Who knew Virginia could match Louisiana for crazy politics? Or match Kazakhstan, for that matter, where the politicos are in high dudgeon over a British comic’s oversexed caricature named Borat?
But our Senaterace keeps getting weirder and weirder: First we hear George Allen might be a racist, then that he is a Jew, then that he once was the kind of person who stuffed severed deer heads into black families’ mailboxes. Now Jim Webb might be racist, too. My prediction for the next revelation in this race? “I am a gay American.”
But wait. Aside from all this camp, are reports that a politician used the “N-word” in his youth really a big deal? What if he has reformed, making special efforts to right the immoral positions he held as a younger, less mature man?
George Allen’s record on race as a legislator has been good: He’s fought for money for historically black colleges, gone on civil rights pilgrimages to sites like Birmingham, and so on. The most credible reports that he used that word are from as far back as the ’80s. Shouldn’t the cleansing of his vocabulary and his reaching out to the black community make us respect him for fixing something that was wrong with himself?
After all, as a country, we value the virtue of self-improvement and overcoming obstacles more highly than many others.
Self-help books are a billion-dollar industry in America.
We have a much more extensive program of affirmative action than other developed countries; partly, that’s because slavery is a special historical case, but beyond that, college admissions officers are simply impressed by poor immigrants and childhood screw-ups who, by sheer force of will, turn their lives around.
As a kid, I remember the hero of my aspiring-doctor friends was Ben Carson, the pioneering neurosurgeon who started his young adulthood in the ghetto with the nickname “Dummy.” Carson even tried to stab someone!
We’re partly attracted to the virtue of self-improvement, I think, because it follows a distinctly Christian narrative: Past sins can be expunged through being born again into faith.
And yet, we have surprisingly little interest in this sort of self-improvement in politicians. As my colleague at The New Republic, Michelle Cottle, puts it, “politics is a field that values certainty and absolutism above all else.”

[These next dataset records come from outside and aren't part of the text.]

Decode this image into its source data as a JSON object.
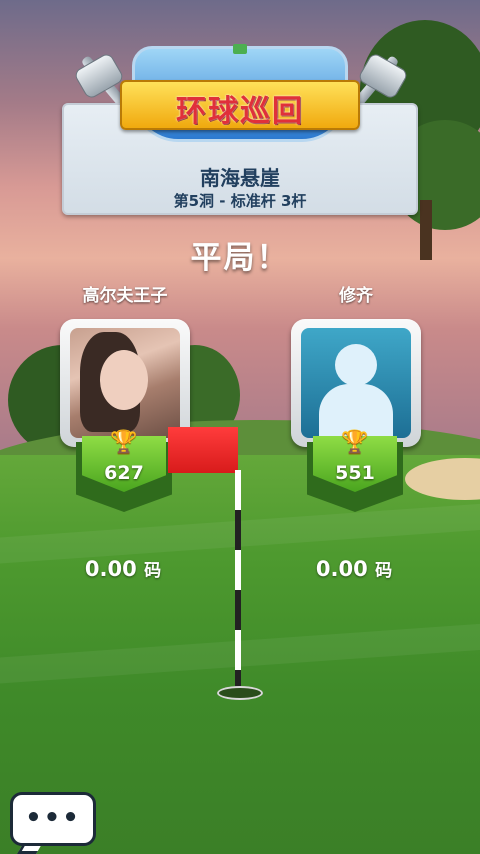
{
  "banner": {
    "tour_title": "环球巡回",
    "course_name": "南海悬崖",
    "hole_info": "第5洞 - 标准杆 3杆"
  },
  "result_text": "平局！",
  "players": [
    {
      "name": "高尔夫王子",
      "trophies": "627",
      "distance_value": "0.00",
      "distance_unit": "码",
      "avatar": "photo"
    },
    {
      "name": "修齐",
      "trophies": "551",
      "distance_value": "0.00",
      "distance_unit": "码",
      "avatar": "default-silhouette"
    }
  ],
  "chat": {
    "icon": "chat-bubble-icon",
    "dots": "•••"
  },
  "colors": {
    "flag": "#e82424",
    "badge": "#5cb82a",
    "panel_text": "#22405f"
  }
}
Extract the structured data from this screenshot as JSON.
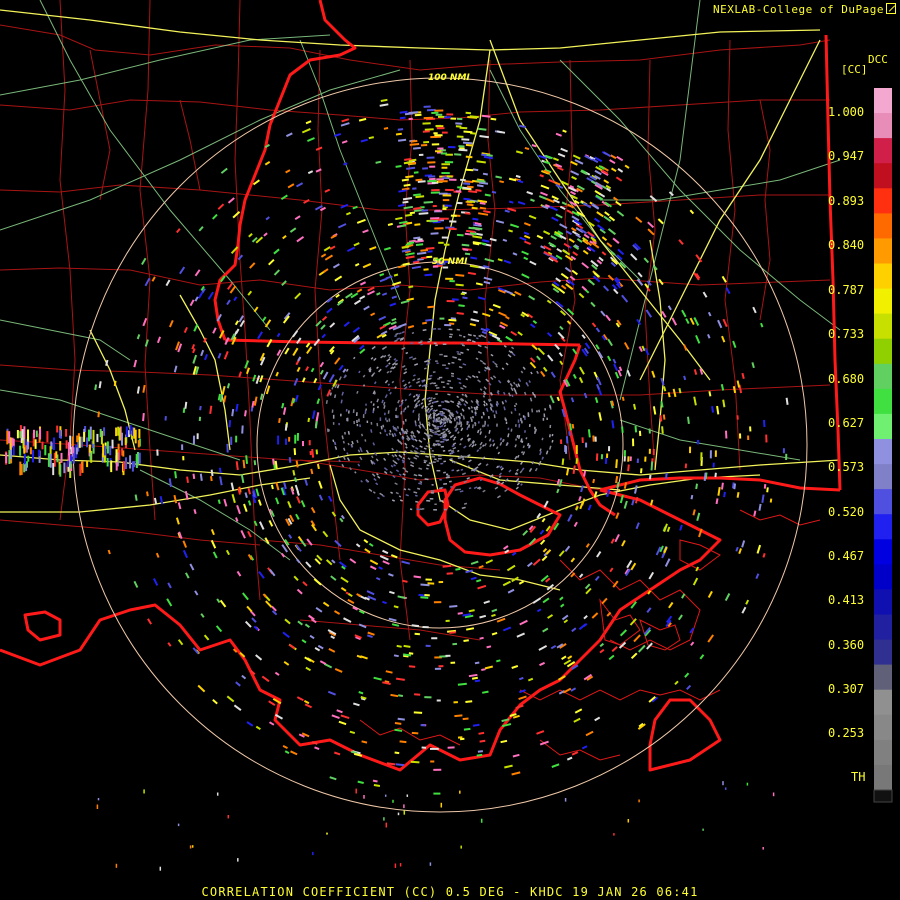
{
  "credit": "NEXLAB-College of DuPage",
  "credit_icon": "external-link-icon",
  "legend": {
    "product": "DCC",
    "unit": "[CC]",
    "labels": [
      "1.000",
      "0.947",
      "0.893",
      "0.840",
      "0.787",
      "0.733",
      "0.680",
      "0.627",
      "0.573",
      "0.520",
      "0.467",
      "0.413",
      "0.360",
      "0.307",
      "0.253",
      "TH"
    ]
  },
  "range_rings": {
    "outer": "100 NMI",
    "inner": "50 NMI"
  },
  "footer": "CORRELATION COEFFICIENT (CC) 0.5 DEG - KHDC 19 JAN 26 06:41",
  "colors": {
    "background": "#000000",
    "text": "#ffff30",
    "state_border": "#ff2020",
    "county_border": "#b01010",
    "highway": "#f0f060",
    "range_ring": "#f0c8a8",
    "road_minor": "#a0e0a0"
  }
}
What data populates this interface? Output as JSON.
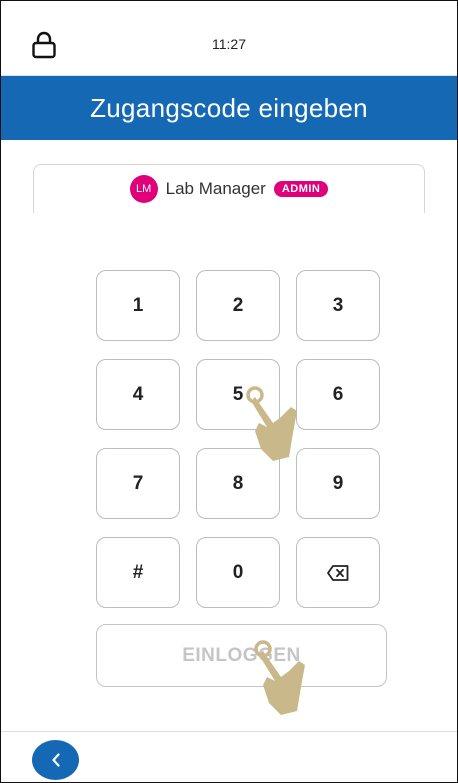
{
  "status_bar": {
    "time": "11:27",
    "lock_icon": "lock-icon"
  },
  "header": {
    "title": "Zugangscode eingeben"
  },
  "user": {
    "initials": "LM",
    "name": "Lab Manager",
    "role": "ADMIN"
  },
  "keypad": {
    "keys": [
      "1",
      "2",
      "3",
      "4",
      "5",
      "6",
      "7",
      "8",
      "9",
      "#",
      "0"
    ],
    "backspace_icon": "backspace-icon"
  },
  "login": {
    "label": "EINLOGGEN"
  },
  "footer": {
    "back_icon": "chevron-left-icon"
  },
  "colors": {
    "primary": "#1468b4",
    "accent": "#e0007a",
    "disabled_text": "#c5c5c5",
    "hand": "#c9b88a"
  }
}
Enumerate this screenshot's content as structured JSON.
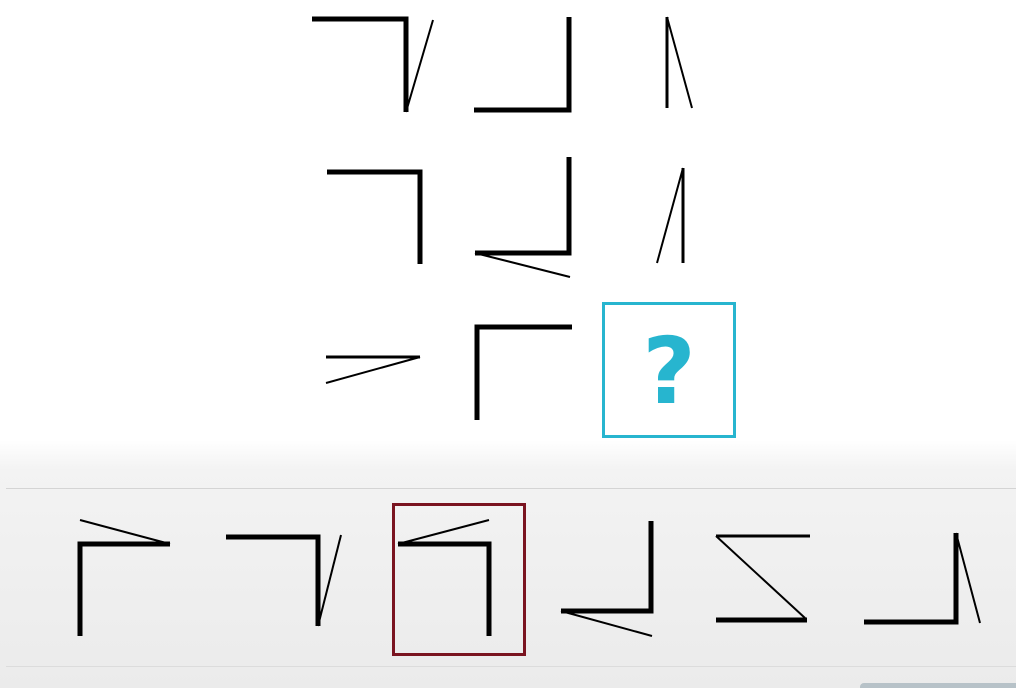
{
  "puzzle": {
    "missing_cell_symbol": "?",
    "grid_rows": 3,
    "grid_columns": 3,
    "highlight_color": "#27b5cf"
  },
  "answer_options": {
    "count": 6,
    "selected_index": 3,
    "selection_color": "#7a1420"
  }
}
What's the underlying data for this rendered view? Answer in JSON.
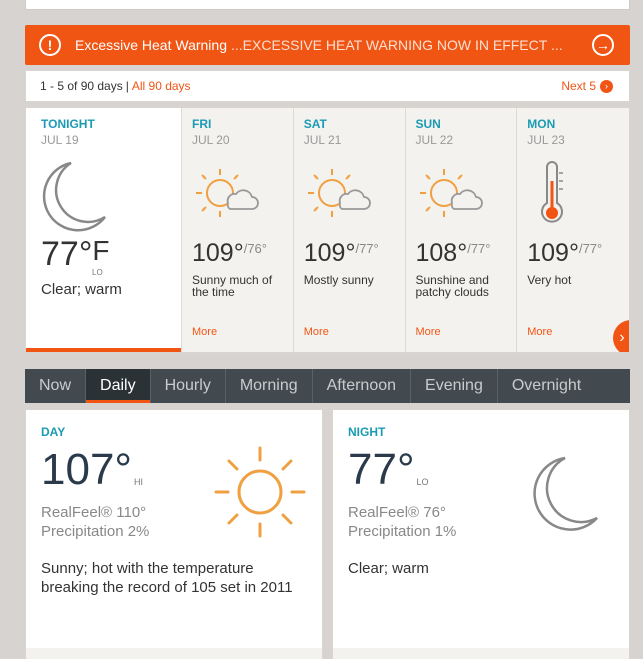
{
  "alert": {
    "title": "Excessive Heat Warning",
    "detail": "...EXCESSIVE HEAT WARNING NOW IN EFFECT ..."
  },
  "pager": {
    "range": "1 - 5 of 90 days",
    "separator": "|",
    "all_link": "All 90 days",
    "next_link": "Next 5"
  },
  "forecast": [
    {
      "name": "TONIGHT",
      "date": "JUL 19",
      "hi": "77°",
      "unit": "F",
      "lo": "",
      "lo_label": "LO",
      "phrase": "Clear; warm",
      "icon": "moon-icon",
      "more": ""
    },
    {
      "name": "FRI",
      "date": "JUL 20",
      "hi": "109°",
      "lo": "/76°",
      "phrase": "Sunny much of the time",
      "icon": "sun-cloud-icon",
      "more": "More"
    },
    {
      "name": "SAT",
      "date": "JUL 21",
      "hi": "109°",
      "lo": "/77°",
      "phrase": "Mostly sunny",
      "icon": "sun-cloud-icon",
      "more": "More"
    },
    {
      "name": "SUN",
      "date": "JUL 22",
      "hi": "108°",
      "lo": "/77°",
      "phrase": "Sunshine and patchy clouds",
      "icon": "sun-cloud-icon",
      "more": "More"
    },
    {
      "name": "MON",
      "date": "JUL 23",
      "hi": "109°",
      "lo": "/77°",
      "phrase": "Very hot",
      "icon": "thermometer-icon",
      "more": "More"
    }
  ],
  "tabs": [
    "Now",
    "Daily",
    "Hourly",
    "Morning",
    "Afternoon",
    "Evening",
    "Overnight"
  ],
  "active_tab": "Daily",
  "day_card": {
    "label": "DAY",
    "temp": "107°",
    "hl": "HI",
    "realfeel": "RealFeel® 110°",
    "precip": "Precipitation 2%",
    "desc": "Sunny; hot with the temperature breaking the record of 105 set in 2011"
  },
  "night_card": {
    "label": "NIGHT",
    "temp": "77°",
    "hl": "LO",
    "realfeel": "RealFeel® 76°",
    "precip": "Precipitation 1%",
    "desc": "Clear; warm"
  },
  "colors": {
    "accent": "#f05514",
    "teal": "#1a9bb3",
    "tabbar": "#424a4f"
  }
}
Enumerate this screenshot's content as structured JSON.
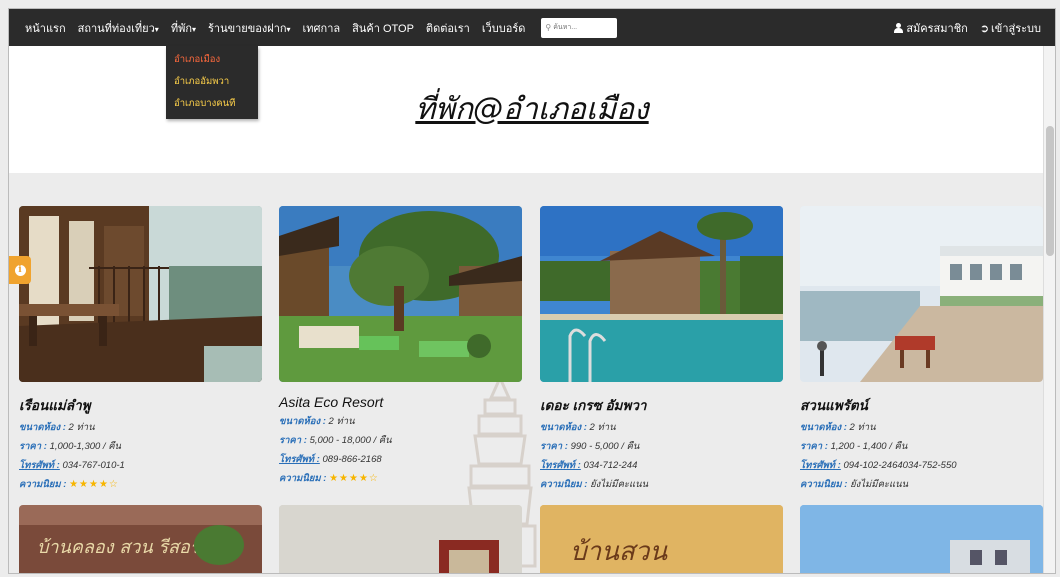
{
  "nav": {
    "items": [
      {
        "label": "หน้าแรก",
        "caret": false
      },
      {
        "label": "สถานที่ท่องเที่ยว",
        "caret": true
      },
      {
        "label": "ที่พัก",
        "caret": true
      },
      {
        "label": "ร้านขายของฝาก",
        "caret": true
      },
      {
        "label": "เทศกาล",
        "caret": false
      },
      {
        "label": "สินค้า OTOP",
        "caret": false
      },
      {
        "label": "ติดต่อเรา",
        "caret": false
      },
      {
        "label": "เว็บบอร์ด",
        "caret": false
      }
    ],
    "search_placeholder": "ค้นหา...",
    "register_label": "สมัครสมาชิก",
    "login_label": "เข้าสู่ระบบ"
  },
  "dropdown": {
    "items": [
      "อำเภอเมือง",
      "อำเภออัมพวา",
      "อำเภอบางคนที"
    ]
  },
  "page": {
    "title": "ที่พัก@อำเภอเมือง"
  },
  "labels": {
    "size": "ขนาดห้อง :",
    "price": "ราคา :",
    "phone": "โทรศัพท์ :",
    "popularity": "ความนิยม :"
  },
  "cards": [
    {
      "name": "เรือนแม่ลำพู",
      "size": "2 ท่าน",
      "price": "1,000-1,300 / คืน",
      "phone": "034-767-010-1",
      "rating": 4,
      "rating_text": "",
      "stars": "★★★★☆"
    },
    {
      "name": "Asita Eco Resort",
      "size": "2 ท่าน",
      "price": "5,000 - 18,000 / คืน",
      "phone": "089-866-2168",
      "rating": 4,
      "rating_text": "",
      "stars": "★★★★☆"
    },
    {
      "name": "เดอะ เกรซ อัมพวา",
      "size": "2 ท่าน",
      "price": "990 - 5,000 / คืน",
      "phone": "034-712-244",
      "rating": null,
      "rating_text": "ยังไม่มีคะแนน",
      "stars": ""
    },
    {
      "name": "สวนแพรัตน์",
      "size": "2 ท่าน",
      "price": "1,200 - 1,400 / คืน",
      "phone": "094-102-2464034-752-550",
      "rating": null,
      "rating_text": "ยังไม่มีคะแนน",
      "stars": ""
    }
  ],
  "bottom_cards": [
    {
      "sign_text": "บ้านคลอง สวน รีสอร์ต"
    },
    {
      "sign_text": ""
    },
    {
      "sign_text": "บ้านสวน"
    },
    {
      "sign_text": ""
    }
  ],
  "colors": {
    "navbar": "#2b2b2b",
    "dropdown_text": "#ffd24a",
    "dropdown_active": "#ff6a3d",
    "label_blue": "#2a6fb8",
    "star": "#f7b500",
    "info_tab": "#f0a32e"
  }
}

That’s why John Kerry spent his presidential campaign improbably trying to argue that eagerly signing up to serve in Vietnam was not a mistake and that protesting it afterwards was not a mistake. And why George Allen foolishly claimed he had not only refrained from uttering the N-word recently, but that he had never in his life said it.
But the popularity of George W. Bush, a recovered alcoholic, shows the appeal of a self-help journey story in politics.
Even something as odious as racism in one’s past might be overcome through reflection and atonement. It was Lincoln who reminded the hot abolitionists that even slaveholders were not inherently more evil men than they; rather, having grown up around slavery they had become numb to its injustice.
Likewise, had he grown up in the South, learning about the “war of Northern aggression” and hanging out with boys who used the “N-word” liberally, we could understand George Allen’s not rejecting it until he became an adult with independent judgment.
Except … George Allen didn’t grow up in the South, surrounded by ingrained racism. He was raised in progressive Southern California, and came to his perverted love of the Confederacy as an adult, by choice.
His journey to tolerance goes in the reverse direction. Now that’s just messed up.
Eve Fairbanks is a reporter-researcher at The New Republic.